Kegiatan ini dihadiri langsung oleh Gubernur Bali bersama Sekda Provinsi Bali, Dewa Made Indra. Turut hadir mendampingi yakni Bupati Klungkung, I Made Satria, Wakil Bupati Tjokorda Gde Surya Putra, para Asisten, Staf Ahli Bupati, serta jajaran Kepala OPD di lingkungan Pemkab Klungkung.
Rahina Tumpek Wayang merupakan bagian penting dari rangkaian hari suci umat Hindu di Bali. Momentum ini datang setiap enam bulan atau 210 hari sekali menurut penanggalan kalender Bali, tepatnya jatuh pada hari Saniscara Kliwon Wuku Wayang.
Pada hari suci ini, umat Hindu melaksanakan Puja Wali kepada Sang Hyang Iswara sebagai manifestasi Tuhan.
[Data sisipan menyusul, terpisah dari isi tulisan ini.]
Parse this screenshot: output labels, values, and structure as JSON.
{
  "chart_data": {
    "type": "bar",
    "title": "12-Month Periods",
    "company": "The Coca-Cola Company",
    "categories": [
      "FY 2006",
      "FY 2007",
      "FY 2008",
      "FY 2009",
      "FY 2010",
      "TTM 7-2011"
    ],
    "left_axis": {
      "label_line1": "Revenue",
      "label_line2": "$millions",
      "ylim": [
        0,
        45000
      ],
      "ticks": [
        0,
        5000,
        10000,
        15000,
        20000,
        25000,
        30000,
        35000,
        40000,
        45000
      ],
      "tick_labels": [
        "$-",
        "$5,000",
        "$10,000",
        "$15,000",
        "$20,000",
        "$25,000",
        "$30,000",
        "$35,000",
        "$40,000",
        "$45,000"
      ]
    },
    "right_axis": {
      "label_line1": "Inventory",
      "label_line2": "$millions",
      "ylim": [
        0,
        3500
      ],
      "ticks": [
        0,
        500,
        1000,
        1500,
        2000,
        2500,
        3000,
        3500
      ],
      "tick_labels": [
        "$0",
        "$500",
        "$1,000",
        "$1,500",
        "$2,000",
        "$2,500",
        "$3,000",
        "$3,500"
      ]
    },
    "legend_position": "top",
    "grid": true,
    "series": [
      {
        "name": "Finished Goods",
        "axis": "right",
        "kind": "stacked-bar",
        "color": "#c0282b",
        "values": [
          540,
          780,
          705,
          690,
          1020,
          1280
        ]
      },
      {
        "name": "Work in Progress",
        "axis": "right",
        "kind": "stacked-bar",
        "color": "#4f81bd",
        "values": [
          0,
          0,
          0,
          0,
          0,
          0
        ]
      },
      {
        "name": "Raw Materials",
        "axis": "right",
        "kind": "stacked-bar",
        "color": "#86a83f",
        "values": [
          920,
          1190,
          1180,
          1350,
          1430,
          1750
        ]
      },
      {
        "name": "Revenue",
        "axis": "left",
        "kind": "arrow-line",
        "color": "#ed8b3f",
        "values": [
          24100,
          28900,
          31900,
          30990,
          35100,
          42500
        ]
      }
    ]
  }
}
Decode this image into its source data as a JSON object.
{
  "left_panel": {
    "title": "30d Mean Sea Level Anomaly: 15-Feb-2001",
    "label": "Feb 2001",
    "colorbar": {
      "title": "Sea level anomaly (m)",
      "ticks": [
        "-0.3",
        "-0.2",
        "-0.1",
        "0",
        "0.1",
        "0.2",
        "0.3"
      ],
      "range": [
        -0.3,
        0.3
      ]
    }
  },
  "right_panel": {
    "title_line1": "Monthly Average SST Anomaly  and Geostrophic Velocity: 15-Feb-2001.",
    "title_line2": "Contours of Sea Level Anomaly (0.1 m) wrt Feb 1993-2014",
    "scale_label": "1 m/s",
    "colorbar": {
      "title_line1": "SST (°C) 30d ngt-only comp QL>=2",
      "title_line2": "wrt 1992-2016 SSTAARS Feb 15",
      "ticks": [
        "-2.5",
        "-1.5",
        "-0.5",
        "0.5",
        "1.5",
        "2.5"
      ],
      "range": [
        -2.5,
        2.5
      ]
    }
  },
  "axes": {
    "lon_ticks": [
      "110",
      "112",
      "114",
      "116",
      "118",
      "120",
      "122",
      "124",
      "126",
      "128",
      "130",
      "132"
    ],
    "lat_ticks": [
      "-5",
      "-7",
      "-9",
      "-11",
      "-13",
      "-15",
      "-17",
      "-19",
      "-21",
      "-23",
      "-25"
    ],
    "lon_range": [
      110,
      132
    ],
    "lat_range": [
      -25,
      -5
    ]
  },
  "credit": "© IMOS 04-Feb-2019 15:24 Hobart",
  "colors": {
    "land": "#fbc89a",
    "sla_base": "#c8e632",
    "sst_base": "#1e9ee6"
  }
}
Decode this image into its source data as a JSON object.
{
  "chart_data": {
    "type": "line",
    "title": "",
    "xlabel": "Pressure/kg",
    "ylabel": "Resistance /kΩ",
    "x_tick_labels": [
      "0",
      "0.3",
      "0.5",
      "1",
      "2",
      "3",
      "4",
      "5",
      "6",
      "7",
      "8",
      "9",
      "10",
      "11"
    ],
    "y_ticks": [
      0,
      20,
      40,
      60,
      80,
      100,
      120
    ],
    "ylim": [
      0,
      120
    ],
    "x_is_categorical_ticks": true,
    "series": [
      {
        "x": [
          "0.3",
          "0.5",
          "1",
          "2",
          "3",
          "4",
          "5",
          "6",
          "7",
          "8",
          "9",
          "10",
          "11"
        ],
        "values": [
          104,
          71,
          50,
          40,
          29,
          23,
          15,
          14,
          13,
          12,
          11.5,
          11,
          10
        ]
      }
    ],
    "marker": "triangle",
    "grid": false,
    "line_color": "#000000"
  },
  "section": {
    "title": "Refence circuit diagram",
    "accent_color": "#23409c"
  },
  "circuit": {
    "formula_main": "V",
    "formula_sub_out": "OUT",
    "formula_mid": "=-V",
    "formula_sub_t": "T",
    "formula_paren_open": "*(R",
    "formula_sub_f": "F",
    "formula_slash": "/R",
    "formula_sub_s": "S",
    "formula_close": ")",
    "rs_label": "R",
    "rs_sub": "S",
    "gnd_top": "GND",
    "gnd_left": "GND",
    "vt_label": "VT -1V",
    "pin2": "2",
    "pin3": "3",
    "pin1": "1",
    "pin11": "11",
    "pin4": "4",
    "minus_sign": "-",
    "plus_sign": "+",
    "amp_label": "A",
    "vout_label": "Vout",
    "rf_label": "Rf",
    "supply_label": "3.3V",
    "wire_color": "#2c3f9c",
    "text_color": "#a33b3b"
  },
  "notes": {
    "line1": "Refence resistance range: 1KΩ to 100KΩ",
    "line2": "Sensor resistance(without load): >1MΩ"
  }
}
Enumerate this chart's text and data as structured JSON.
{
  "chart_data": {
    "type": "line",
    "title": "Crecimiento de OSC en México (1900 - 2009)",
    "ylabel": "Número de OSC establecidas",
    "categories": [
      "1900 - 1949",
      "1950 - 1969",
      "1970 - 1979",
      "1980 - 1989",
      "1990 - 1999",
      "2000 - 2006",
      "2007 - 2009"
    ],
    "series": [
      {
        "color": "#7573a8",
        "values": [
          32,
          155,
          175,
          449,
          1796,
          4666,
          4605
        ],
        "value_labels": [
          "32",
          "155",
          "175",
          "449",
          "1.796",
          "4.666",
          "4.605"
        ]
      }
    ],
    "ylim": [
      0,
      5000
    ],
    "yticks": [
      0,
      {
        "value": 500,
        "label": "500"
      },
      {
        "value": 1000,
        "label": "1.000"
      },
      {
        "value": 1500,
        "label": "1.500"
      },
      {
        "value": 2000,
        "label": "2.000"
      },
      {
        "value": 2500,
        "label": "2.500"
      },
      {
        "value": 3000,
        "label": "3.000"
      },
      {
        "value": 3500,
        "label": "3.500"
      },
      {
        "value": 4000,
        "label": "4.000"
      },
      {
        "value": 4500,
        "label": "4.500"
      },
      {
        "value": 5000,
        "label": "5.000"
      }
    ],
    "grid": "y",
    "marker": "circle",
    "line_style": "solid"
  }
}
Persembahyangan dilakukan untuk memohon keutamaan pada pratima, wayang, serta berbagai macam benda seni dan alat kesenian lainnya. Hal ini mencakup perangkat tetabuhan seperti gong, gender, angklung, hingga kentongan.
Melalui persembahyangan ini, diharapkan vibrasi kesenian dan kebudayaan di Kabupaten Klungkung tetap terjaga keharmonisannya. Momentum ini juga menjadi wujud syukur atas anugerah estetika dan kreativitas yang menghidupkan napas tradisi di masyarakat.